Duck Green vs City Skyline
Where Duck Green belongs to Farrow & Ball's range, City Skyline is a PPG color. Hue-wise, Duck Green belongs to the green-grey family and City Skyline to the grey family. City Skyline (LRV 20) reflects noticeably more light than Duck Green (LRV 8), a difference of 12 points that becomes especially apparent in rooms with limited natural light. With a ΔE of 22.3, the contrast is hard to miss. These aren't variations on a theme — they're two different answers to the same question. Below you'll find 7 real-room photo comparisons where both colors appear side by side, plus 5 simulated room previews.

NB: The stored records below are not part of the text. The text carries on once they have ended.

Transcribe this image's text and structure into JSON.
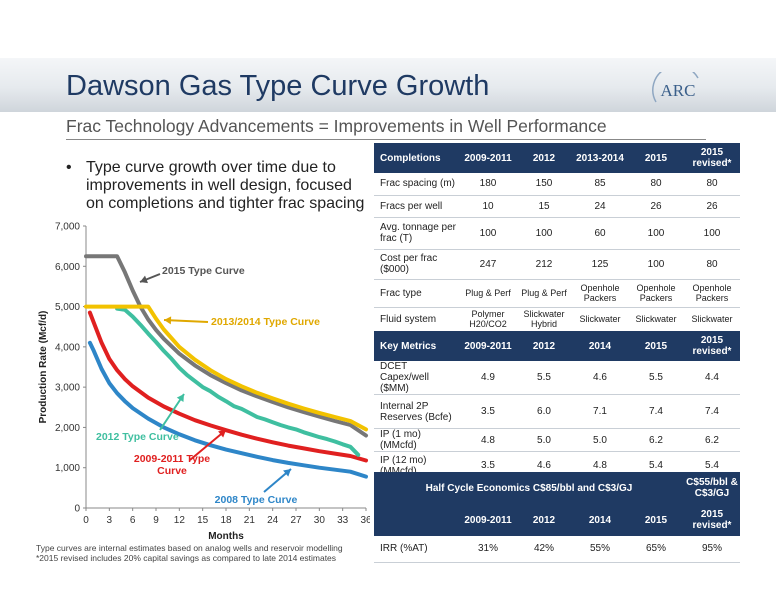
{
  "slide": {
    "title": "Dawson Gas Type Curve Growth",
    "subtitle": "Frac Technology Advancements = Improvements in Well Performance",
    "logo_text": "ARC",
    "bullet": "Type curve growth over time due to improvements in well design, focused on completions and tighter frac spacing",
    "footnote_1": "Type curves are internal estimates based on analog wells and reservoir modelling",
    "footnote_2": "*2015 revised includes 20% capital savings as compared to late 2014 estimates"
  },
  "completions_table": {
    "header": [
      "Completions",
      "2009-2011",
      "2012",
      "2013-2014",
      "2015",
      "2015 revised*"
    ],
    "rows": [
      [
        "Frac spacing (m)",
        "180",
        "150",
        "85",
        "80",
        "80"
      ],
      [
        "Fracs per well",
        "10",
        "15",
        "24",
        "26",
        "26"
      ],
      [
        "Avg. tonnage per frac (T)",
        "100",
        "100",
        "60",
        "100",
        "100"
      ],
      [
        "Cost per frac ($000)",
        "247",
        "212",
        "125",
        "100",
        "80"
      ],
      [
        "Frac type",
        "Plug & Perf",
        "Plug & Perf",
        "Openhole Packers",
        "Openhole Packers",
        "Openhole Packers"
      ],
      [
        "Fluid system",
        "Polymer H20/CO2",
        "Slickwater Hybrid",
        "Slickwater",
        "Slickwater",
        "Slickwater"
      ]
    ]
  },
  "metrics_table": {
    "header": [
      "Key Metrics",
      "2009-2011",
      "2012",
      "2014",
      "2015",
      "2015 revised*"
    ],
    "rows": [
      [
        "DCET Capex/well ($MM)",
        "4.9",
        "5.5",
        "4.6",
        "5.5",
        "4.4"
      ],
      [
        "Internal 2P Reserves (Bcfe)",
        "3.5",
        "6.0",
        "7.1",
        "7.4",
        "7.4"
      ],
      [
        "IP (1 mo) (MMcfd)",
        "4.8",
        "5.0",
        "5.0",
        "6.2",
        "6.2"
      ],
      [
        "IP (12 mo) (MMcfd)",
        "3.5",
        "4.6",
        "4.8",
        "5.4",
        "5.4"
      ]
    ]
  },
  "economics_table": {
    "title": "Half Cycle Economics C$85/bbl and C$3/GJ",
    "title_right": "C$55/bbl & C$3/GJ",
    "header": [
      "",
      "2009-2011",
      "2012",
      "2014",
      "2015",
      "2015 revised*"
    ],
    "row": [
      "IRR (%AT)",
      "31%",
      "42%",
      "55%",
      "65%",
      "95%"
    ]
  },
  "chart_data": {
    "type": "line",
    "xlabel": "Months",
    "ylabel": "Production Rate (Mcf/d)",
    "xlim": [
      0,
      36
    ],
    "ylim": [
      0,
      7000
    ],
    "x_ticks": [
      "0",
      "3",
      "6",
      "9",
      "12",
      "15",
      "18",
      "21",
      "24",
      "27",
      "30",
      "33",
      "36"
    ],
    "y_ticks": [
      "0",
      "1,000",
      "2,000",
      "3,000",
      "4,000",
      "5,000",
      "6,000",
      "7,000"
    ],
    "grid": false,
    "series": [
      {
        "name": "2015 Type Curve",
        "color": "#777777",
        "x": [
          0,
          1,
          2,
          3,
          4,
          5,
          6,
          7,
          8,
          9,
          10,
          12,
          14,
          16,
          18,
          20,
          22,
          24,
          26,
          28,
          30,
          32,
          34,
          36
        ],
        "y": [
          6250,
          6250,
          6250,
          6250,
          6250,
          5850,
          5400,
          5000,
          4680,
          4420,
          4200,
          3830,
          3540,
          3300,
          3100,
          2920,
          2770,
          2630,
          2500,
          2380,
          2270,
          2160,
          2060,
          1800
        ]
      },
      {
        "name": "2013/2014 Type Curve",
        "color": "#f2c200",
        "x": [
          0,
          1,
          2,
          3,
          4,
          5,
          6,
          7,
          8,
          9,
          10,
          12,
          14,
          16,
          18,
          20,
          22,
          24,
          26,
          28,
          30,
          32,
          34,
          36
        ],
        "y": [
          5000,
          5000,
          5000,
          5000,
          5000,
          5000,
          5000,
          5000,
          5000,
          4700,
          4430,
          4000,
          3680,
          3420,
          3200,
          3020,
          2860,
          2720,
          2590,
          2470,
          2360,
          2260,
          2160,
          1950
        ]
      },
      {
        "name": "2012 Type Curve",
        "color": "#3fbfa0",
        "x": [
          4,
          5,
          6,
          7,
          8,
          9,
          10,
          11,
          12,
          13,
          14,
          15,
          16,
          17,
          18,
          19,
          20,
          21,
          22,
          23,
          24,
          25,
          26,
          27,
          28,
          29,
          30,
          31,
          32,
          33,
          34,
          35
        ],
        "y": [
          4950,
          4920,
          4750,
          4550,
          4330,
          4120,
          3900,
          3700,
          3480,
          3300,
          3150,
          3000,
          2900,
          2760,
          2650,
          2530,
          2460,
          2360,
          2260,
          2200,
          2130,
          2060,
          2000,
          1950,
          1880,
          1820,
          1760,
          1710,
          1650,
          1580,
          1520,
          1320
        ]
      },
      {
        "name": "2009-2011 Type Curve",
        "color": "#e02020",
        "x": [
          0.5,
          1,
          2,
          3,
          4,
          5,
          6,
          8,
          10,
          12,
          14,
          16,
          18,
          20,
          22,
          24,
          26,
          28,
          30,
          32,
          34,
          36
        ],
        "y": [
          4850,
          4600,
          4100,
          3700,
          3420,
          3200,
          3020,
          2740,
          2520,
          2340,
          2180,
          2050,
          1930,
          1820,
          1720,
          1630,
          1550,
          1480,
          1410,
          1350,
          1290,
          1180
        ]
      },
      {
        "name": "2008 Type Curve",
        "color": "#2e86c8",
        "x": [
          0.5,
          1,
          2,
          3,
          4,
          5,
          6,
          8,
          10,
          12,
          14,
          16,
          18,
          20,
          22,
          24,
          26,
          28,
          30,
          32,
          34,
          36
        ],
        "y": [
          4100,
          3900,
          3450,
          3100,
          2850,
          2650,
          2480,
          2220,
          2000,
          1830,
          1680,
          1560,
          1450,
          1360,
          1270,
          1190,
          1120,
          1060,
          1000,
          950,
          900,
          780
        ]
      }
    ],
    "annotations": [
      {
        "text": "2015 Type Curve",
        "color": "#555555",
        "series": 0
      },
      {
        "text": "2013/2014 Type Curve",
        "color": "#e0a800",
        "series": 1
      },
      {
        "text": "2012 Type Curve",
        "color": "#3fbfa0",
        "series": 2
      },
      {
        "text": "2009-2011 Type Curve",
        "color": "#e02020",
        "series": 3
      },
      {
        "text": "2008 Type Curve",
        "color": "#2e86c8",
        "series": 4
      }
    ]
  }
}
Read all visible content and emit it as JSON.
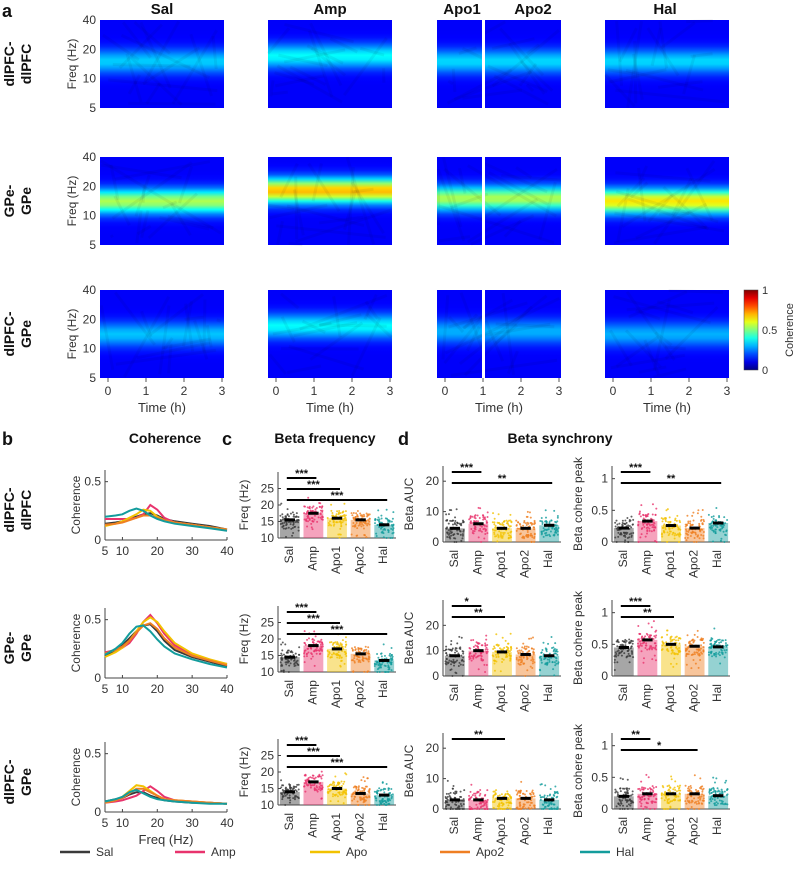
{
  "panel_labels": {
    "a": "a",
    "b": "b",
    "c": "c",
    "d": "d"
  },
  "section_titles": {
    "b": "Coherence",
    "c": "Beta frequency",
    "d": "Beta synchrony"
  },
  "conditions": {
    "sal": "Sal",
    "amp": "Amp",
    "apo1": "Apo1",
    "apo2": "Apo2",
    "hal": "Hal"
  },
  "rows": [
    {
      "line1": "dlPFC-",
      "line2": "dlPFC"
    },
    {
      "line1": "GPe-",
      "line2": "GPe"
    },
    {
      "line1": "dlPFC-",
      "line2": "GPe"
    }
  ],
  "colors": {
    "sal": "#3a3a3a",
    "amp": "#e8336d",
    "apo": "#f2c200",
    "apo2": "#ef7f22",
    "hal": "#139c9c"
  },
  "chart_data": [
    {
      "type": "heatmap",
      "panel": "a",
      "xlabel": "Time (h)",
      "ylabel": "Freq (Hz)",
      "xticks": [
        "0",
        "1",
        "2",
        "3"
      ],
      "yticks": [
        "5",
        "10",
        "20",
        "40"
      ],
      "xlim": [
        0,
        3
      ],
      "ylim": [
        5,
        40
      ],
      "colorbar": {
        "label": "Coherence",
        "ticks": [
          "0",
          "0.5",
          "1"
        ],
        "range": [
          0,
          1
        ],
        "colormap": "jet"
      },
      "columns": [
        "Sal",
        "Amp",
        "Apo1/Apo2",
        "Hal"
      ],
      "peak_frequency_hz": [
        [
          15,
          17,
          15,
          15
        ],
        [
          14,
          18,
          15,
          14
        ],
        [
          14,
          17,
          15,
          14
        ]
      ],
      "peak_coherence": [
        [
          0.33,
          0.38,
          0.34,
          0.34
        ],
        [
          0.55,
          0.7,
          0.55,
          0.65
        ],
        [
          0.32,
          0.38,
          0.3,
          0.3
        ]
      ]
    },
    {
      "type": "line",
      "panel": "b",
      "title": "Coherence",
      "xlabel": "Freq (Hz)",
      "ylabel": "Coherence",
      "xlim": [
        5,
        40
      ],
      "xticks": [
        "5",
        "10",
        "20",
        "30",
        "40"
      ],
      "ylim": [
        0,
        0.6
      ],
      "yticks": [
        "0",
        "0.5"
      ],
      "legend": [
        "Sal",
        "Amp",
        "Apo",
        "Apo2",
        "Hal"
      ],
      "x": [
        5,
        8,
        10,
        12,
        14,
        16,
        18,
        20,
        22,
        25,
        30,
        35,
        40
      ],
      "rows": [
        {
          "series": [
            {
              "name": "Sal",
              "values": [
                0.14,
                0.15,
                0.16,
                0.18,
                0.2,
                0.22,
                0.23,
                0.21,
                0.18,
                0.16,
                0.14,
                0.12,
                0.09
              ]
            },
            {
              "name": "Amp",
              "values": [
                0.18,
                0.18,
                0.18,
                0.18,
                0.19,
                0.22,
                0.3,
                0.26,
                0.19,
                0.15,
                0.13,
                0.11,
                0.08
              ]
            },
            {
              "name": "Apo",
              "values": [
                0.12,
                0.14,
                0.16,
                0.19,
                0.22,
                0.26,
                0.25,
                0.2,
                0.17,
                0.15,
                0.13,
                0.11,
                0.09
              ]
            },
            {
              "name": "Apo2",
              "values": [
                0.13,
                0.14,
                0.15,
                0.17,
                0.19,
                0.21,
                0.21,
                0.19,
                0.17,
                0.15,
                0.13,
                0.11,
                0.09
              ]
            },
            {
              "name": "Hal",
              "values": [
                0.2,
                0.21,
                0.22,
                0.25,
                0.27,
                0.25,
                0.21,
                0.18,
                0.16,
                0.14,
                0.12,
                0.1,
                0.08
              ]
            }
          ]
        },
        {
          "series": [
            {
              "name": "Sal",
              "values": [
                0.19,
                0.24,
                0.28,
                0.34,
                0.4,
                0.45,
                0.46,
                0.4,
                0.32,
                0.24,
                0.18,
                0.14,
                0.1
              ]
            },
            {
              "name": "Amp",
              "values": [
                0.22,
                0.24,
                0.26,
                0.3,
                0.38,
                0.48,
                0.54,
                0.47,
                0.38,
                0.28,
                0.2,
                0.15,
                0.12
              ]
            },
            {
              "name": "Apo",
              "values": [
                0.18,
                0.22,
                0.26,
                0.32,
                0.4,
                0.48,
                0.52,
                0.48,
                0.4,
                0.3,
                0.21,
                0.16,
                0.12
              ]
            },
            {
              "name": "Apo2",
              "values": [
                0.21,
                0.24,
                0.27,
                0.32,
                0.39,
                0.45,
                0.47,
                0.42,
                0.34,
                0.26,
                0.19,
                0.15,
                0.11
              ]
            },
            {
              "name": "Hal",
              "values": [
                0.2,
                0.25,
                0.3,
                0.38,
                0.44,
                0.45,
                0.4,
                0.33,
                0.27,
                0.21,
                0.16,
                0.12,
                0.09
              ]
            }
          ]
        },
        {
          "series": [
            {
              "name": "Sal",
              "values": [
                0.09,
                0.11,
                0.12,
                0.15,
                0.17,
                0.17,
                0.14,
                0.12,
                0.1,
                0.09,
                0.08,
                0.08,
                0.07
              ]
            },
            {
              "name": "Amp",
              "values": [
                0.08,
                0.09,
                0.1,
                0.12,
                0.14,
                0.18,
                0.22,
                0.18,
                0.13,
                0.1,
                0.09,
                0.08,
                0.07
              ]
            },
            {
              "name": "Apo",
              "values": [
                0.08,
                0.1,
                0.13,
                0.18,
                0.23,
                0.22,
                0.18,
                0.14,
                0.11,
                0.1,
                0.09,
                0.08,
                0.07
              ]
            },
            {
              "name": "Apo2",
              "values": [
                0.08,
                0.1,
                0.12,
                0.16,
                0.2,
                0.2,
                0.17,
                0.14,
                0.11,
                0.1,
                0.09,
                0.08,
                0.07
              ]
            },
            {
              "name": "Hal",
              "values": [
                0.09,
                0.11,
                0.13,
                0.17,
                0.19,
                0.16,
                0.13,
                0.11,
                0.1,
                0.09,
                0.08,
                0.07,
                0.07
              ]
            }
          ]
        }
      ]
    },
    {
      "type": "bar",
      "panel": "c",
      "title": "Beta frequency",
      "ylabel": "Freq (Hz)",
      "categories": [
        "Sal",
        "Amp",
        "Apo1",
        "Apo2",
        "Hal"
      ],
      "ylim": [
        10,
        30
      ],
      "yticks": [
        "10",
        "15",
        "20",
        "25"
      ],
      "rows": [
        {
          "values": [
            15.5,
            17.5,
            16.0,
            15.5,
            14.0
          ],
          "significance": [
            {
              "to": "Amp",
              "label": "***"
            },
            {
              "to": "Apo1",
              "label": "***"
            },
            {
              "to": "Hal",
              "label": "***"
            }
          ]
        },
        {
          "values": [
            14.5,
            18.0,
            17.0,
            15.5,
            13.5
          ],
          "significance": [
            {
              "to": "Amp",
              "label": "***"
            },
            {
              "to": "Apo1",
              "label": "***"
            },
            {
              "to": "Hal",
              "label": "***"
            }
          ]
        },
        {
          "values": [
            14.0,
            17.0,
            15.0,
            13.5,
            13.0
          ],
          "significance": [
            {
              "to": "Amp",
              "label": "***"
            },
            {
              "to": "Apo1",
              "label": "***"
            },
            {
              "to": "Hal",
              "label": "***"
            }
          ]
        }
      ]
    },
    {
      "type": "bar",
      "panel": "d-left",
      "title": "Beta synchrony",
      "ylabel": "Beta AUC",
      "categories": [
        "Sal",
        "Amp",
        "Apo1",
        "Apo2",
        "Hal"
      ],
      "yticks": [
        "0",
        "10",
        "20"
      ],
      "rows": [
        {
          "ylim": [
            0,
            25
          ],
          "values": [
            4.5,
            6.0,
            4.5,
            4.5,
            5.5
          ],
          "significance": [
            {
              "to": "Amp",
              "label": "***"
            },
            {
              "to": "Hal",
              "label": "**"
            }
          ]
        },
        {
          "ylim": [
            0,
            30
          ],
          "values": [
            8.0,
            10.0,
            9.5,
            8.5,
            8.0
          ],
          "significance": [
            {
              "to": "Amp",
              "label": "*"
            },
            {
              "to": "Apo1",
              "label": "**"
            }
          ]
        },
        {
          "ylim": [
            0,
            25
          ],
          "values": [
            3.0,
            3.0,
            3.5,
            3.5,
            3.0
          ],
          "significance": [
            {
              "to": "Apo1",
              "label": "**"
            }
          ]
        }
      ]
    },
    {
      "type": "bar",
      "panel": "d-right",
      "ylabel": "Beta cohere peak",
      "categories": [
        "Sal",
        "Amp",
        "Apo1",
        "Apo2",
        "Hal"
      ],
      "ylim": [
        0,
        1.2
      ],
      "yticks": [
        "0",
        "0.5",
        "1"
      ],
      "rows": [
        {
          "values": [
            0.22,
            0.33,
            0.26,
            0.22,
            0.3
          ],
          "significance": [
            {
              "to": "Amp",
              "label": "***"
            },
            {
              "to": "Hal",
              "label": "**"
            }
          ]
        },
        {
          "values": [
            0.45,
            0.57,
            0.5,
            0.47,
            0.46
          ],
          "significance": [
            {
              "to": "Amp",
              "label": "***"
            },
            {
              "to": "Apo1",
              "label": "**"
            }
          ]
        },
        {
          "values": [
            0.2,
            0.24,
            0.24,
            0.24,
            0.21
          ],
          "significance": [
            {
              "to": "Amp",
              "label": "**"
            },
            {
              "to": "Apo2",
              "label": "*"
            }
          ]
        }
      ]
    }
  ]
}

Duck Green vs City Skyline in Real Spaces
7 real rooms side by side. Seeing Duck Green and City Skyline in actual rooms makes the difference concrete; browse the spaces below to get a feel for how each color lives on a wall.
Living Room
In a living room, color works across both daylight and evening light — the same wall can read very differently at noon and at 8pm. The LRV gap is large enough that City Skyline will make the room feel meaningfully brighter than Duck Green would.
Bedroom
The context that matters most in a bedroom is how a color reads under a bedside lamp at night, not under noon daylight. City Skyline reflects noticeably more light off the walls, making the space read more open than Duck Green.
Kitchen
In a kitchen, colors are seen under bright task lighting that amplifies undertones — what reads neutral elsewhere can show its hand here. City Skyline reflects noticeably more light off the walls, making the space read more open than Duck Green.
Dining Room
A dining room lit by a dimmed pendant or candles is one of the most forgiving environments for paint — warm light softens almost everything. City Skyline returns significantly more light to the room — in a smaller or darker space, that difference in perceived brightness is hard to miss.
Bathroom
Bathrooms are one of the few spaces where you're genuinely enclosed by the paint color, which makes the choice between these two more consequential. City Skyline reflects noticeably more light off the walls, making the space read more open than Duck Green.
Home Office
The test for a home office color isn't how it looks in a quick glance — it's whether it still feels right after a full day of work. City Skyline reflects noticeably more light off the walls, making the space read more open than Duck Green.
Front Door
A front door is a focal point — small color differences read clearly at this concentrated scale. The LRV gap is large enough that City Skyline will make the room feel meaningfully brighter than Duck Green would.
Color Details
Duck Green vs City Skyline Simulated Comparison
5 simulated room previews — drag the slider on each to see Duck Green on one side and City Skyline on the other.
Digital color is approximate. These simulations are generated from the manufacturer's hex values and overlaid on grayscale room photos — your screen's calibration, brightness, and viewing angle all affect how they render. Before committing to either color, test physical samples in your own space under the light you actually live with.
More Duck Green comparisons
See how Duck Green stacks up against other well-photographed colors across different brands and tones.